<
>

FREE BARTMAN

Jonathan Daniel/Getty Images

Steve Bartman didn't want to leave Wrigley Field. He wanted to stay exactly where he began Game 6 of the 2003 National League Championship Series: in Aisle 4, Row 8, Seat 113.

But it wasn't his call. Cubs leftfielder Moisés Alou was going all Lord Voldemort on him. And Cubs fans were hurling full payloads of f-bombs at him, not to mention cups of beer and ice. Meanwhile, up in the booth, the Fox TV crew was circling the poor dude on the telestrator—just in case America didn't see him during the eight slo-mo replays and the four live close-up shots.

Give Bartman credit, though. As an entire stadium turned on him, the then-26-year-old Little League coach sat stubbornly in his seat, wearing brown glasses, blue Cubs cap, cheapie black headphones, green turtleneck and blue sweatshirt. And he remained there, even when security personnel asked him to leave for his own safety.

Minutes earlier, Bartman had reached innocently for a foul ball hit down the leftfield line by Florida's Luis Castillo. Just below Bartman's outstretched hands? The outstretched glove of Alou. The ball caromed away, Alou freaked, and Castillo was still alive. "If Alou had just jogged back to his position, Steve Bartman would have sat down and watched the rest of the game," says Paul Rathje, stadium operations director at the time. "Nobody would have ever known about him."

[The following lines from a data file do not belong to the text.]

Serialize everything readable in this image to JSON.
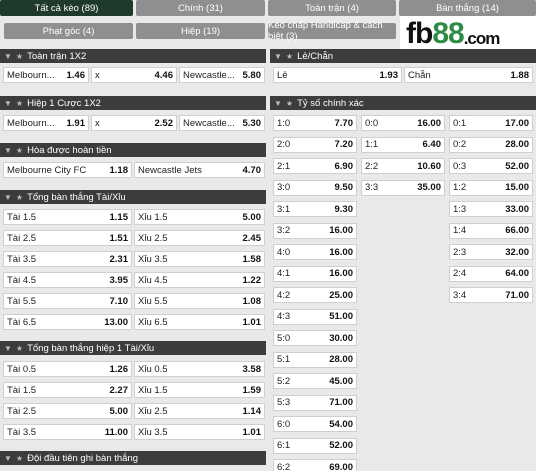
{
  "tabs": [
    {
      "label": "Tất cả kèo (89)",
      "active": true
    },
    {
      "label": "Chính (31)"
    },
    {
      "label": "Toàn trận (4)"
    },
    {
      "label": "Bàn thắng (14)"
    },
    {
      "label": "Phạt góc (4)"
    },
    {
      "label": "Hiệp (19)"
    },
    {
      "label": "Kèo chấp Handicap & cách biệt (3)"
    }
  ],
  "logo": {
    "fb": "fb",
    "n88": "88",
    "com": ".com"
  },
  "icons": {
    "collapse": "chevron-down-icon",
    "favorite": "star-icon"
  },
  "left": {
    "full_time": {
      "title": "Toàn trận 1X2",
      "outcomes": [
        {
          "label": "Melbourn...",
          "odd": "1.46"
        },
        {
          "label": "x",
          "odd": "4.46"
        },
        {
          "label": "Newcastle...",
          "odd": "5.80"
        }
      ]
    },
    "first_half": {
      "title": "Hiệp 1 Cược 1X2",
      "outcomes": [
        {
          "label": "Melbourn...",
          "odd": "1.91"
        },
        {
          "label": "x",
          "odd": "2.52"
        },
        {
          "label": "Newcastle...",
          "odd": "5.30"
        }
      ]
    },
    "draw_no_bet": {
      "title": "Hòa được hoàn tiền",
      "outcomes": [
        {
          "label": "Melbourne City FC",
          "odd": "1.18"
        },
        {
          "label": "Newcastle Jets",
          "odd": "4.70"
        }
      ]
    },
    "total_goals": {
      "title": "Tổng bàn thắng Tài/Xỉu",
      "rows": [
        [
          {
            "label": "Tài 1.5",
            "odd": "1.15"
          },
          {
            "label": "Xỉu 1.5",
            "odd": "5.00"
          }
        ],
        [
          {
            "label": "Tài 2.5",
            "odd": "1.51"
          },
          {
            "label": "Xỉu 2.5",
            "odd": "2.45"
          }
        ],
        [
          {
            "label": "Tài 3.5",
            "odd": "2.31"
          },
          {
            "label": "Xỉu 3.5",
            "odd": "1.58"
          }
        ],
        [
          {
            "label": "Tài 4.5",
            "odd": "3.95"
          },
          {
            "label": "Xỉu 4.5",
            "odd": "1.22"
          }
        ],
        [
          {
            "label": "Tài 5.5",
            "odd": "7.10"
          },
          {
            "label": "Xỉu 5.5",
            "odd": "1.08"
          }
        ],
        [
          {
            "label": "Tài 6.5",
            "odd": "13.00"
          },
          {
            "label": "Xỉu 6.5",
            "odd": "1.01"
          }
        ]
      ]
    },
    "total_goals_h1": {
      "title": "Tổng bàn thắng hiệp 1 Tài/Xỉu",
      "rows": [
        [
          {
            "label": "Tài 0.5",
            "odd": "1.26"
          },
          {
            "label": "Xỉu 0.5",
            "odd": "3.58"
          }
        ],
        [
          {
            "label": "Tài 1.5",
            "odd": "2.27"
          },
          {
            "label": "Xỉu 1.5",
            "odd": "1.59"
          }
        ],
        [
          {
            "label": "Tài 2.5",
            "odd": "5.00"
          },
          {
            "label": "Xỉu 2.5",
            "odd": "1.14"
          }
        ],
        [
          {
            "label": "Tài 3.5",
            "odd": "11.00"
          },
          {
            "label": "Xỉu 3.5",
            "odd": "1.01"
          }
        ]
      ]
    },
    "first_scorer": {
      "title": "Đội đầu tiên ghi bàn thắng"
    }
  },
  "right": {
    "odd_even": {
      "title": "Lẻ/Chẵn",
      "outcomes": [
        {
          "label": "Lẻ",
          "odd": "1.93"
        },
        {
          "label": "Chẵn",
          "odd": "1.88"
        }
      ]
    },
    "correct_score": {
      "title": "Tỷ số chính xác",
      "col1": [
        {
          "label": "1:0",
          "odd": "7.70"
        },
        {
          "label": "2:0",
          "odd": "7.20"
        },
        {
          "label": "2:1",
          "odd": "6.90"
        },
        {
          "label": "3:0",
          "odd": "9.50"
        },
        {
          "label": "3:1",
          "odd": "9.30"
        },
        {
          "label": "3:2",
          "odd": "16.00"
        },
        {
          "label": "4:0",
          "odd": "16.00"
        },
        {
          "label": "4:1",
          "odd": "16.00"
        },
        {
          "label": "4:2",
          "odd": "25.00"
        },
        {
          "label": "4:3",
          "odd": "51.00"
        },
        {
          "label": "5:0",
          "odd": "30.00"
        },
        {
          "label": "5:1",
          "odd": "28.00"
        },
        {
          "label": "5:2",
          "odd": "45.00"
        },
        {
          "label": "5:3",
          "odd": "71.00"
        },
        {
          "label": "6:0",
          "odd": "54.00"
        },
        {
          "label": "6:1",
          "odd": "52.00"
        },
        {
          "label": "6:2",
          "odd": "69.00"
        }
      ],
      "col2": [
        {
          "label": "0:0",
          "odd": "16.00"
        },
        {
          "label": "1:1",
          "odd": "6.40"
        },
        {
          "label": "2:2",
          "odd": "10.60"
        },
        {
          "label": "3:3",
          "odd": "35.00"
        }
      ],
      "col3": [
        {
          "label": "0:1",
          "odd": "17.00"
        },
        {
          "label": "0:2",
          "odd": "28.00"
        },
        {
          "label": "0:3",
          "odd": "52.00"
        },
        {
          "label": "1:2",
          "odd": "15.00"
        },
        {
          "label": "1:3",
          "odd": "33.00"
        },
        {
          "label": "1:4",
          "odd": "66.00"
        },
        {
          "label": "2:3",
          "odd": "32.00"
        },
        {
          "label": "2:4",
          "odd": "64.00"
        },
        {
          "label": "3:4",
          "odd": "71.00"
        }
      ]
    }
  }
}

Instead, Bartman is a tabloid phenomenon. Oprah and Dr. Oz would hug him tomorrow—if only he'd come out of hiding.

The whole situation was so Cubs. With Chicago leading 3-0 and five outs from the club's first World Series since 1945, a Major League Baseball official wanted to place "NL Champs" T-shirts on the clubhouse chair of each Cubs player. But then-marketing director John McDonough, who'd seen too much during his 24 years with the tortured franchise, ordered that the boxes stay sealed until the final out. "It was at that precise moment," McDonough remembers, "that it happened."

When security coordinator Julius Farrell saw the broadcasters circle Bartman on-screen, he thought, Okay, this could be a problem. Already near Bartman's section, Farrell ordered a guard to get Bartman out of there. When the guard returned and said that Bartman wouldn't budge, Farrell replied, "Tell him he's going to leave." Farrell then hustled to the field boxes and eventually steered Bartman down an exit well and into a concourse swelled with angry Chicagoans. Security pinned several fans against a wall as a terrified Bartman, still wearing his headphones, pulled his crumpled jacket over his face.

You know what happened next. The Marlins scored eight runs on their way to winning the game, and the following night they took the pennant. And everybody blamed Bartman. Media types and vigilante fans searched for him during and after Game 6. But Bartman walked out the front entrance of Wrigley in disguise, his clothes swapped for a security guard's uniform. Not far from the ballpark, though, he was spotted by a belligerent fan. "I'm thinking, Oh god, we're gonna die," says Cubs security staffer Erika Amundsen, who ducked Bartman into her nearby apartment to evade the mob. "The poor kid is fanatically flipping through TV stations, trying to get information. He's asking, 'Did I really ruin the game?'"

The next day, Bartman issued a written apology and vanished. He still lives and works in the Chicago area, but he continues to decline all interview requests, book deals and six-figure TV-commercial offers.

Yet Bartman went virtually unnoticed among thousands of Cubs fans at Ryne Sandberg's Hall of Fame induction in 2005. "I would have liked to have met him," Sandberg says. "I would have shaken his hand and thanked him for being a Cubs fan."

And one other thing: Sandberg, who also was at Game 6, says he would have reached for the foul ball too.